How do you find the derivative of $f(t) = - 2{t^2} + 3t - 6$?

Answer 1

Hint: In this question, we need to differentiate the given function with respect to the variable t. Differentiation can be defined as a derivative of an independent variable value and can be used to calculate features in an independent variable. Note that for the given function, we can use the power rule of differentiation $\dfrac{{d\left( {{x^n}} \right)}}{{dx}} = n{x^{n - 1}}$. So find the value of n and simplify using the formula to obtain the derivative of the given function.
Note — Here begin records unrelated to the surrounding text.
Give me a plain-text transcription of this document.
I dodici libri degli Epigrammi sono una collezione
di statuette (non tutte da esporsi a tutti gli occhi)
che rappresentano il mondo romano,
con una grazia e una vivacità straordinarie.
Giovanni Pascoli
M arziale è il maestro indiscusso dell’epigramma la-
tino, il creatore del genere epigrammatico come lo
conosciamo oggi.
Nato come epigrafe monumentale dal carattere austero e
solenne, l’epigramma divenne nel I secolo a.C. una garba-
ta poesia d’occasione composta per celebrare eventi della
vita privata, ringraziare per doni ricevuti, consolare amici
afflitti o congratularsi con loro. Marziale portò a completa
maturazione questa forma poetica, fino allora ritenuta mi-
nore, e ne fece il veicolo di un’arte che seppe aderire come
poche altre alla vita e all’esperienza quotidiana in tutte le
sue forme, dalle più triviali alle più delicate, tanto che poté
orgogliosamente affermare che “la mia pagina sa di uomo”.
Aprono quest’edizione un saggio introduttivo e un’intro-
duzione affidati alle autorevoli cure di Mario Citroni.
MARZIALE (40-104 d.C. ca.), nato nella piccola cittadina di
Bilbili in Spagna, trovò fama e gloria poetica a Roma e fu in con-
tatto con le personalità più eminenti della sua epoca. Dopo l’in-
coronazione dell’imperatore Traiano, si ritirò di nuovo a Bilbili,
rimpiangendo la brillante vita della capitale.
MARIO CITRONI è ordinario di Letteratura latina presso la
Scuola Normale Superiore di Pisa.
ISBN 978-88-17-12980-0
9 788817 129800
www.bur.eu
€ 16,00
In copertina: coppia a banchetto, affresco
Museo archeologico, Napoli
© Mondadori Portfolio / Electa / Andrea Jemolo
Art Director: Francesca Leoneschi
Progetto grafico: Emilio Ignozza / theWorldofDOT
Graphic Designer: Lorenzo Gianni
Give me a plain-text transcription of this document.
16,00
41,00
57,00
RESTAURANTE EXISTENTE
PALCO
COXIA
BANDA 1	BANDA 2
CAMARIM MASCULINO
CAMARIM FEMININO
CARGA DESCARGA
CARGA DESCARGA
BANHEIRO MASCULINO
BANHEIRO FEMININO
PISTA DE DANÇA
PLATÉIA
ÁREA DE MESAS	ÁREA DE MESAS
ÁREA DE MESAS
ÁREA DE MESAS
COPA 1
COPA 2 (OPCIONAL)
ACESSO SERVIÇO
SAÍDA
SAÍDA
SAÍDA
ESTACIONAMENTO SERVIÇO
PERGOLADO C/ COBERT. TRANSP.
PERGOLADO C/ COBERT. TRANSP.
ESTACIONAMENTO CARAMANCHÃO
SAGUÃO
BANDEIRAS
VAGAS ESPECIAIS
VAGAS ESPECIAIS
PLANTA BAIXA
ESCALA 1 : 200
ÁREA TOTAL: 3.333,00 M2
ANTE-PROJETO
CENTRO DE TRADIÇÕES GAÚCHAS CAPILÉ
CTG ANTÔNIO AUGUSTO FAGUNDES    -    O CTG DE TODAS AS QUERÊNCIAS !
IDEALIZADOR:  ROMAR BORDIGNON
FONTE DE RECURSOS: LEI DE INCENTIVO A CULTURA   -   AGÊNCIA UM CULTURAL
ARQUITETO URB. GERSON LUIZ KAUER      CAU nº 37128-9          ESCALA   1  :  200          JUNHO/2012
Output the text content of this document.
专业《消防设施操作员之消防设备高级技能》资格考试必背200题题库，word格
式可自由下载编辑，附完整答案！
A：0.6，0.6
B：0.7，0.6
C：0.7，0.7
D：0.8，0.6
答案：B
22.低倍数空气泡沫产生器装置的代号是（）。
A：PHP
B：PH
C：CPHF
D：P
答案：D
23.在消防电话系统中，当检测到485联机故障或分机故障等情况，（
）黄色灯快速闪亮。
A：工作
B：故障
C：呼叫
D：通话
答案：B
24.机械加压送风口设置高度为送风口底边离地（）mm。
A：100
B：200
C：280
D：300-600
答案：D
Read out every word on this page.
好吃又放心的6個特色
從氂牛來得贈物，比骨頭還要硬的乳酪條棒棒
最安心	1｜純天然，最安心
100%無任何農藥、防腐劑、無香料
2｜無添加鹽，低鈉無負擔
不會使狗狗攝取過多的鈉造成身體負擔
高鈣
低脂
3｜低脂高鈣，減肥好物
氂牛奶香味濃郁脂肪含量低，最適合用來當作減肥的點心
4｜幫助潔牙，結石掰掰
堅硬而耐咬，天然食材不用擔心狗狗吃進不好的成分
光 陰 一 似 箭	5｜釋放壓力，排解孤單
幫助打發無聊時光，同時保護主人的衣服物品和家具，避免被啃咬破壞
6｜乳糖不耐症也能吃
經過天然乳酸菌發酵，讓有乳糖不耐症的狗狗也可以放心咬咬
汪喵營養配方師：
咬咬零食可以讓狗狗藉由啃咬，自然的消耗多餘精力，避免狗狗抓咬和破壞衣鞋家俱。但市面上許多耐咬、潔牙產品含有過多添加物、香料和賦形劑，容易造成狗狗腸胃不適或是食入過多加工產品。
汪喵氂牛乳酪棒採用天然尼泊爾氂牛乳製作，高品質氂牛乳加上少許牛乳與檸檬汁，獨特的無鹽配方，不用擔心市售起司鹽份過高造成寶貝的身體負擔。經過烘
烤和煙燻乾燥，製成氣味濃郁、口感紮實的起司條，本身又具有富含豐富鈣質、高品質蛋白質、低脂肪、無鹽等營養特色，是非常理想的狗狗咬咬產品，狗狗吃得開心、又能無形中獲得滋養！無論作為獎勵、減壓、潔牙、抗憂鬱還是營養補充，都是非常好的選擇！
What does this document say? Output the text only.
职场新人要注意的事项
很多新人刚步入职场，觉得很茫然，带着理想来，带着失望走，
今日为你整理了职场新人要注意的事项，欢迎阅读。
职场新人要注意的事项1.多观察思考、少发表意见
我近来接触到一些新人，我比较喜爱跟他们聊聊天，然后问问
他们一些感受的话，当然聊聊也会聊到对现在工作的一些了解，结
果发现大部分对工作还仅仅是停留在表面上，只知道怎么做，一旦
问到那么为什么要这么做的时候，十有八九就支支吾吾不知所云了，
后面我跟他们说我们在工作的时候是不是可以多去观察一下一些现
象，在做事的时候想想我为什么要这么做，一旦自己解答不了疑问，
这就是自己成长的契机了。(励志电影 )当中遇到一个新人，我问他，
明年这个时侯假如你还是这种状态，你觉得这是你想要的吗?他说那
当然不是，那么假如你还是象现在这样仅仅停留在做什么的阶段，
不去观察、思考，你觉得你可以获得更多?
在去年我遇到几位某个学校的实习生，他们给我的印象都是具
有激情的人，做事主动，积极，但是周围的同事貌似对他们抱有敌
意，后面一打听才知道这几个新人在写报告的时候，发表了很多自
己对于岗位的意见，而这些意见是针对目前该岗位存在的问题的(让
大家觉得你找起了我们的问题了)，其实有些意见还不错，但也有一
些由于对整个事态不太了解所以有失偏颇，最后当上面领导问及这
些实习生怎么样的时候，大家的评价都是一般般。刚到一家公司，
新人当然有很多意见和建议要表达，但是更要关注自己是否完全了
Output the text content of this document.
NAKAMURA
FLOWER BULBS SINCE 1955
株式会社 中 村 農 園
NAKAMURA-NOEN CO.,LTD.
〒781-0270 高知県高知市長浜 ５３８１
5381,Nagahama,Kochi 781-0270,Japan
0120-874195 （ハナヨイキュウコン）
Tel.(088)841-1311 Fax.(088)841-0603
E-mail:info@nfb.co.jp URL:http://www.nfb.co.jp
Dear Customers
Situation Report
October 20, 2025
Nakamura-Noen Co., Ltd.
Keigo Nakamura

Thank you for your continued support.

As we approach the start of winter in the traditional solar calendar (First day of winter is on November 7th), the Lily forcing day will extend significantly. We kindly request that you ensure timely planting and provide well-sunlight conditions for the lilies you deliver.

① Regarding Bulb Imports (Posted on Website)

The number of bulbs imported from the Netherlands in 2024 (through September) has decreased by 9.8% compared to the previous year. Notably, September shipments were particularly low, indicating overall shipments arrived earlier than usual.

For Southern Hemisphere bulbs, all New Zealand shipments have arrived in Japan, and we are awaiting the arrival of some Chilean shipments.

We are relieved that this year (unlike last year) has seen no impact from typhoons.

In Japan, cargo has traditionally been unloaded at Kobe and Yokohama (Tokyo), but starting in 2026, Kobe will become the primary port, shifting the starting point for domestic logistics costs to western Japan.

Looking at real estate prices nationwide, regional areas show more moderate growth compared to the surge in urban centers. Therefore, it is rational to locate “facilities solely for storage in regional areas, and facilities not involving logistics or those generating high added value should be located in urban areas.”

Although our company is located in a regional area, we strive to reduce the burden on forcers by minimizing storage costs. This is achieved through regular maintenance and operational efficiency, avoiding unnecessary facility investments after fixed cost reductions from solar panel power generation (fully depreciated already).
Complete step by step answer:
We have to evaluate the derivative of $f(t) = - 2{t^2} + 3t - 6$ using the power rule of differentiation.
So, to evaluate the derivative, we have to differentiate the function with respect to t.
We will be using the power rule of differentiation to evaluate the derivative of the given function.
So, we have, $f(t) = - 2{t^2} + 3t - 6$.
Differentiating both sides with respect to the variable t, we get,
$ \Rightarrow f'(t) = \dfrac{d}{{dt}}\left( { - 2{t^2} + 3t - 6} \right)$
Now, separating the differentiation of all the terms, we get,
$ \Rightarrow f'(t) = \dfrac{d}{{dt}}\left( { - 2{t^2}} \right) + \dfrac{d}{{dt}}\left( {3t} \right) - \dfrac{d}{{dt}}\left( 6 \right)$
Now, we know that the derivative of the constant term with respect to a variable is zero. Hence, we get,
$ \Rightarrow f'(t) = \dfrac{d}{{dt}}\left( { - 2{t^2}} \right) + \dfrac{d}{{dt}}\left( {3t} \right) - 0$
Now, we take the constants out of the differentiation, we get,
$ \Rightarrow f'(t) = - 2\dfrac{d}{{dt}}\left( {{t^2}} \right) + 3\dfrac{d}{{dt}}\left( t \right)$
Now, using the power rule of differentiation $\dfrac{{d\left( {{x^n}} \right)}}{{dx}} = n{x^{n - 1}}$, we get,
$ \Rightarrow f'(t) = - 2\left( {2t} \right) + 3\left( 1 \right)$
Simplifying the expression, we get,
$ \Rightarrow f'(t) = - 4t + 3$

Note:
The derivative of a constant is always equal to zero and we can take out the coefficients of the terms outside of the differentiation as $\dfrac{{d\left( {k \times f\left( x \right)} \right)}}{{dx}} = k \times \dfrac{{d\left( {f\left( x \right)} \right)}}{{dx}}$. Power rule of differentiation helps us to differentiate such power functions ${x^n}$ with respect to x as $n{x^{n - 1}}$.